Exactly. So we can replace the cross product here,

or the curl of the vector field A,

vector potential A, by b.

Once we do that,

you see it becomes a flux of a magnetic field

through the area of interest which is bounded by gamma.

So, now we have this equation.

So, if we take a circular loop of radius R prime

in a plane perpendicular to a uniform field B,

the flux is just pi R prime squared B because you have a symmetry, right.

If we choose our origin on an axis of symmetry,

so that we can take A as circumferential and a function of only R prime,

the circulation will be,

this one will be two pi r prime which is periphery of your circle times

a is equal to the area of the circle which is pi r prime square times B.

Therefore, A is equal to b r prime over two.

So again you can see Br prime over two will be the magnitude of the vector potential.

So, now we will move on to a little bit more deeper subjects.

The vector potential of known's currents.

Now, we have related vector potential with a magnetic field and we

know magnetic field is related to current from the force equation.

Now we are going to relate the current directly with the vector potential.

So, let's see how that works.

Mathematically identical equations for vector and

scalar potential can be found when we rewrite

our equations in terms of vector potential A and we

can correlate that with the equations for electrostatic potential phi.

Now, this is the fourth Maxwell force equations and we just

replaced by del cross A and you remember this formula, right.

So, del cross del cross A,

is equal to gradient of del.A minus laplacian of A and you'll remember also that we

chose the boundary condition or the specific number

for our vector potential to have no divergence del.A is equals 0.

Now you see why that's convenient because then you can make one term disappear.

So now you'll only have what Laplacian.

Laplacian of A will be equal to minus j over epsilon naught c squared.

If you compare that with the Poisson's equation,

laplacian of phi is equal to minus rho dot epsilon naught you have similarity.

Similarity.
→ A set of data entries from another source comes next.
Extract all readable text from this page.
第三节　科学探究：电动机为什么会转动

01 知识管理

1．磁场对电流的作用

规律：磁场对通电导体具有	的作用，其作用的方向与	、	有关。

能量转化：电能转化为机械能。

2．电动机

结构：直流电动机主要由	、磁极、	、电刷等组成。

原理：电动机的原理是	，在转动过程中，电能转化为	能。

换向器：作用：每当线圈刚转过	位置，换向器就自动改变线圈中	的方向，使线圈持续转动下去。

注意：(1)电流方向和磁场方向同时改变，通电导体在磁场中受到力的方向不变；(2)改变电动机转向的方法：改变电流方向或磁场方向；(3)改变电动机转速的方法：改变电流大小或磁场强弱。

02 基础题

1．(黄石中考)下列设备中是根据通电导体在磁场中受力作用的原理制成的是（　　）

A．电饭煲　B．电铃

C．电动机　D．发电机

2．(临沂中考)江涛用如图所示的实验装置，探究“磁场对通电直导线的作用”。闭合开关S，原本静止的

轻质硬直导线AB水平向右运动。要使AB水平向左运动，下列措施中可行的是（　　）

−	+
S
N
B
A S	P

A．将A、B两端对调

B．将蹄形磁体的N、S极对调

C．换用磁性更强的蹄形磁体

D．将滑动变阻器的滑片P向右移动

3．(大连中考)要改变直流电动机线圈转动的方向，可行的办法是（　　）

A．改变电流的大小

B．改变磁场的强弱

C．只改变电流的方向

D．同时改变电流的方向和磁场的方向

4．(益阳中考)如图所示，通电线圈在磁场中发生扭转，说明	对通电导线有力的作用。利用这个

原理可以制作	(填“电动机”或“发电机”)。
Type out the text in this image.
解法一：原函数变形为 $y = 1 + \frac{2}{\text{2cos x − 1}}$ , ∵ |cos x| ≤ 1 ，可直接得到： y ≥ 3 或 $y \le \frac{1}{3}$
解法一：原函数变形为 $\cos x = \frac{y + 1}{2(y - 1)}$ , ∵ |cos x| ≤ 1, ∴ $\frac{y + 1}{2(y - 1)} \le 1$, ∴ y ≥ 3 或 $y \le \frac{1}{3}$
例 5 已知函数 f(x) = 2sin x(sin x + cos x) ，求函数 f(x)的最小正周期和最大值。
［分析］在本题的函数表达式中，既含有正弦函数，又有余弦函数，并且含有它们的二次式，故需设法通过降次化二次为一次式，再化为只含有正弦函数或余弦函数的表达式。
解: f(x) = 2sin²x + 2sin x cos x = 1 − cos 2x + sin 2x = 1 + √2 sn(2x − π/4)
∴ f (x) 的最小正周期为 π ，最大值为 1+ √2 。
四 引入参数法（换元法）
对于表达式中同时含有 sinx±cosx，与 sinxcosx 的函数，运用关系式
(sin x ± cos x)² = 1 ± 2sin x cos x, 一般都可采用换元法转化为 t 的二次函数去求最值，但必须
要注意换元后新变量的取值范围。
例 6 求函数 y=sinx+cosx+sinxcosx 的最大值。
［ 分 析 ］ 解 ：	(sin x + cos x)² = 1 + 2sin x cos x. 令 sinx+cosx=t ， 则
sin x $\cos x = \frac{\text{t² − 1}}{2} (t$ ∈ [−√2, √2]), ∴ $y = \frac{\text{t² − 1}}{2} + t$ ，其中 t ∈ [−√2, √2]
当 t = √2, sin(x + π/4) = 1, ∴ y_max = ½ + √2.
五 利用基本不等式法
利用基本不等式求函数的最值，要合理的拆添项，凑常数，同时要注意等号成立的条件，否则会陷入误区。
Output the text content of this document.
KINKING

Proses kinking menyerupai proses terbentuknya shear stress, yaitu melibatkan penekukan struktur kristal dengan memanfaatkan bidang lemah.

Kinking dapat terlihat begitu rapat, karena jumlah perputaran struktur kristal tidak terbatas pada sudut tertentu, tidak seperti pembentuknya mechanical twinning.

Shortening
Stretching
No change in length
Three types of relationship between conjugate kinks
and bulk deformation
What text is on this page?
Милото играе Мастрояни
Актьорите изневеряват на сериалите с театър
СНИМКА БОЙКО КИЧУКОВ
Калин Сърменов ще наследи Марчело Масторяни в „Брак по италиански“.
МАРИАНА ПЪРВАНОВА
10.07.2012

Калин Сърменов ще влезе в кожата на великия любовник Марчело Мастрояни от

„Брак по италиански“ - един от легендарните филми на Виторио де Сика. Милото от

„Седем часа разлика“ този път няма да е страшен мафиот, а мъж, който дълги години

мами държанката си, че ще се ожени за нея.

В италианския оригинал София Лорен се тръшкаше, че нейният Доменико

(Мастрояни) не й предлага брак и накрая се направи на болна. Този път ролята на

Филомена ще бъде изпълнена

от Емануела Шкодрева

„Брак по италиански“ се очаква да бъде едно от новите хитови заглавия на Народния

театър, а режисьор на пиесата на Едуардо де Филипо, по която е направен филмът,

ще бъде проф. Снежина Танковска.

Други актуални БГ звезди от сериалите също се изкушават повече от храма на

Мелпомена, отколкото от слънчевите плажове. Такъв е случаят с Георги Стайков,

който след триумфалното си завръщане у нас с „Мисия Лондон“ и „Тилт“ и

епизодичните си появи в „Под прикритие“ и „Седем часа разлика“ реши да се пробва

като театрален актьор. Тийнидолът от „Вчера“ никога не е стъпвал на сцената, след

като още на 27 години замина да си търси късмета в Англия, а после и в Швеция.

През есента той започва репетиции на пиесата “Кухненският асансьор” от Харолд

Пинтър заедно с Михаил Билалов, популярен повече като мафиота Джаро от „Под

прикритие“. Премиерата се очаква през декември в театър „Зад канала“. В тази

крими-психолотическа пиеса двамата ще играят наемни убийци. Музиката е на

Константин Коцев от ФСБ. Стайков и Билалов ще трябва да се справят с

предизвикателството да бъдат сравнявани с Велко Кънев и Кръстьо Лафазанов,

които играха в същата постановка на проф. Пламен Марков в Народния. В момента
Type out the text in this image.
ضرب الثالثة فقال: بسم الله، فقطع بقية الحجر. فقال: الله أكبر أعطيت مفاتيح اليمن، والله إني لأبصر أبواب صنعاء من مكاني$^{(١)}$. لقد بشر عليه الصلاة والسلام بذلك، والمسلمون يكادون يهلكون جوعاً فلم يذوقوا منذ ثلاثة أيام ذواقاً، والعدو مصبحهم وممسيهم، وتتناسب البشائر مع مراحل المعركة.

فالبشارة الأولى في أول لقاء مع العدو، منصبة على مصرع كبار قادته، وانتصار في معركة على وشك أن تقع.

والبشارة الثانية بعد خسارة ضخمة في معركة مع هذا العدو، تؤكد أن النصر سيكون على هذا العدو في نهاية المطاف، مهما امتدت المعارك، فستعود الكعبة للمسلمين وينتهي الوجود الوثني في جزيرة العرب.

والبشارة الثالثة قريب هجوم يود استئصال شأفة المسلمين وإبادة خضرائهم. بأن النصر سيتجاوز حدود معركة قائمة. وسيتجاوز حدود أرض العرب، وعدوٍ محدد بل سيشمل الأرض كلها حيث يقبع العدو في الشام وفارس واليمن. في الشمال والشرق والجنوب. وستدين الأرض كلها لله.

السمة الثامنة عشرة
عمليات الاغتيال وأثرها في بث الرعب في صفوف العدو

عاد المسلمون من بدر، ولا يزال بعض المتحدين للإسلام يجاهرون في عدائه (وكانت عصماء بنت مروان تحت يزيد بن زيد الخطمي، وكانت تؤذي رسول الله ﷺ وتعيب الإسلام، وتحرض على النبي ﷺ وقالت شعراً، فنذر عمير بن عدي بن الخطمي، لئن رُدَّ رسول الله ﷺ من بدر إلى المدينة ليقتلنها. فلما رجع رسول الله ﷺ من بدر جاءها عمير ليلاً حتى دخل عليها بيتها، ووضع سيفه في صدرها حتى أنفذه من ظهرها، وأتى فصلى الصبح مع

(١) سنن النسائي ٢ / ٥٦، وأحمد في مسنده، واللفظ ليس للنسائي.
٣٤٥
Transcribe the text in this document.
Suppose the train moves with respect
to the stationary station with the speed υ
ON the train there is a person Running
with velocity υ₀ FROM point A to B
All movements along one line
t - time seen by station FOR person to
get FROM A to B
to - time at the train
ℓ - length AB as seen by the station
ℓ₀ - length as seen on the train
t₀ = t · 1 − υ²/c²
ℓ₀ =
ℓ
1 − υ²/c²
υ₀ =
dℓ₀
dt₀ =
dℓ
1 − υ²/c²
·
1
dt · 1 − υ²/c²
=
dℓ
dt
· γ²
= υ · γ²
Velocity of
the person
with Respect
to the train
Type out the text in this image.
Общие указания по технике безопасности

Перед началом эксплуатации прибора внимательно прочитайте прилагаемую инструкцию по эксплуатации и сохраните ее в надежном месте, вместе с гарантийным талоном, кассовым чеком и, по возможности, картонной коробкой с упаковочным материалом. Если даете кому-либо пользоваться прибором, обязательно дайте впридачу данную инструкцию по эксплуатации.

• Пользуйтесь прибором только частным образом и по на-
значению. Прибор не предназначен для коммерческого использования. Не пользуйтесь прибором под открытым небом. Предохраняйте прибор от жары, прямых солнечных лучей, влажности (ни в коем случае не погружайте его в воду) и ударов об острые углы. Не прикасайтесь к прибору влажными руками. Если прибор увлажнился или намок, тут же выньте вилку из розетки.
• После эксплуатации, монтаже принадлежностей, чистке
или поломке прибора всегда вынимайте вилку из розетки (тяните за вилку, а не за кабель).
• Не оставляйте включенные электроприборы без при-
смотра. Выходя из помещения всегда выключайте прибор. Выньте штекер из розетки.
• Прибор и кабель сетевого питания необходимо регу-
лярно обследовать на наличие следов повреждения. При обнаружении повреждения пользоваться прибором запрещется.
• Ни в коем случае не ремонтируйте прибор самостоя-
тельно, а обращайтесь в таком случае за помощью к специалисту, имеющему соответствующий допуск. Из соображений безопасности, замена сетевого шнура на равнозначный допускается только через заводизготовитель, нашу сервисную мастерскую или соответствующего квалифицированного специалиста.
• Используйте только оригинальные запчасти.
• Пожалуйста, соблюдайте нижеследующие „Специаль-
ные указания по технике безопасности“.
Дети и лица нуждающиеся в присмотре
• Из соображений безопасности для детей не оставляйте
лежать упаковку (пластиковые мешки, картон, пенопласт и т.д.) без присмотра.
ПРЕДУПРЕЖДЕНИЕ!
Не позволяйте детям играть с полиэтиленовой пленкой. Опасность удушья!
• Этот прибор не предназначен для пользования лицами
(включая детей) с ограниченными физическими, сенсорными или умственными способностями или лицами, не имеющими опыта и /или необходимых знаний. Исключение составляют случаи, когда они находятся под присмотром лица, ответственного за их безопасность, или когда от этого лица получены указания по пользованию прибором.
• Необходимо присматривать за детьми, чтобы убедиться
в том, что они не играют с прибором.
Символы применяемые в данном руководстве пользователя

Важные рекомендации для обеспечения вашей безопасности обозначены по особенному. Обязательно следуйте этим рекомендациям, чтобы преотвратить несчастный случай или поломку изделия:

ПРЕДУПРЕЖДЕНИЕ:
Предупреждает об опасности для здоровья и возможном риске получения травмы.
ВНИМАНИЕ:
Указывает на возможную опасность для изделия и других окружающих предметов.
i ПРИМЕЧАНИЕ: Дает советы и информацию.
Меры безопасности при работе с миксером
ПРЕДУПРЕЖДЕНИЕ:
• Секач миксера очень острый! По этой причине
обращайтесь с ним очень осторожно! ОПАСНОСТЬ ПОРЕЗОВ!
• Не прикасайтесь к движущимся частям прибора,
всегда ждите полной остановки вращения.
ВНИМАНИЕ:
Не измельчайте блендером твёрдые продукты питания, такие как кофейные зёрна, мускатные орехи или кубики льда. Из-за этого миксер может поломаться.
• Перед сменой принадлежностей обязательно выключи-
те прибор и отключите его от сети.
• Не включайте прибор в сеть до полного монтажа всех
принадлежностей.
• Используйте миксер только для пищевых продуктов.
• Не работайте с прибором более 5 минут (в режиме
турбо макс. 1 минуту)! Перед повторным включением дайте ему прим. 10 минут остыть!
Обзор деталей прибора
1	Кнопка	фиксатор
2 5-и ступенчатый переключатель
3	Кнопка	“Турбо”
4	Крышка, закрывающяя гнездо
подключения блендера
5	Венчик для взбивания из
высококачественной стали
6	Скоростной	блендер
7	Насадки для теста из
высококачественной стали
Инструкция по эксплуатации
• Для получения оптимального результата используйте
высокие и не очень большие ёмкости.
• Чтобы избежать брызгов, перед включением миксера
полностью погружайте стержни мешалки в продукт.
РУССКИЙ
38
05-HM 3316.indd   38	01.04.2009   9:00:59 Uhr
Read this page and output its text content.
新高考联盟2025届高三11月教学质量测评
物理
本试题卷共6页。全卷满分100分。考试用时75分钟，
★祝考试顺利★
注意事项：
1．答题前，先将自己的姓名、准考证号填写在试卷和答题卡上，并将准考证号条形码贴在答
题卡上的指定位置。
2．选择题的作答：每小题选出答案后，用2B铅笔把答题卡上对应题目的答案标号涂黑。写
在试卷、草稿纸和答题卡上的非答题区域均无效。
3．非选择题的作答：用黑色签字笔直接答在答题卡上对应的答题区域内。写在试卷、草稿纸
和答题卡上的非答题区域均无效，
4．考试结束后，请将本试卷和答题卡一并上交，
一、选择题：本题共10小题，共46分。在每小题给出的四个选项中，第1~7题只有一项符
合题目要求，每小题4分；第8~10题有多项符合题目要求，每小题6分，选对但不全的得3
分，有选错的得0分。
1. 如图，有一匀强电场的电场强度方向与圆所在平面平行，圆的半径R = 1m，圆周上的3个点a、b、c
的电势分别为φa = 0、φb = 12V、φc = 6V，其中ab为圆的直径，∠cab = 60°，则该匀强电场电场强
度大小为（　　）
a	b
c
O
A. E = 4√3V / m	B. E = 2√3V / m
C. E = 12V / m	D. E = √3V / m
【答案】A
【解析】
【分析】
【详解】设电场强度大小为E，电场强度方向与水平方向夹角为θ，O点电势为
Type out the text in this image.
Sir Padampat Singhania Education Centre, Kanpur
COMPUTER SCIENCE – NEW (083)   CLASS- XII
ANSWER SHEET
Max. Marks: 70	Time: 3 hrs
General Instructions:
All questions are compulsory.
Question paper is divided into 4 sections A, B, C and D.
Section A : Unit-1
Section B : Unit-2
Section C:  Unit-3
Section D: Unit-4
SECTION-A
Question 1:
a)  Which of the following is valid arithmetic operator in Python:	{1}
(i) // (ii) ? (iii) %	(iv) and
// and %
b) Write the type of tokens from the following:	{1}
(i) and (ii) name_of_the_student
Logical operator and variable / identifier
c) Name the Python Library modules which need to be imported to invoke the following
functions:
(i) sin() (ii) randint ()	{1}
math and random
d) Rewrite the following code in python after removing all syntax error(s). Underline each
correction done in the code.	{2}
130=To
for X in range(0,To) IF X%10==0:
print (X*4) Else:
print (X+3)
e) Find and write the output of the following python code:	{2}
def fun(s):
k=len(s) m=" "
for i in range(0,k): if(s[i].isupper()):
You just replace A by phi by A and rho by j over c square, right.

You know this has three components.

So, you have AX AY AZ.

That's different from phi.

Phi is a scalar potential so you don't have one but you have three siblings here, right.

So, then you can just do the math and see that you

can have three independent equations that look exactly the same.

Just the differences you have different subscript x and y and z, okay.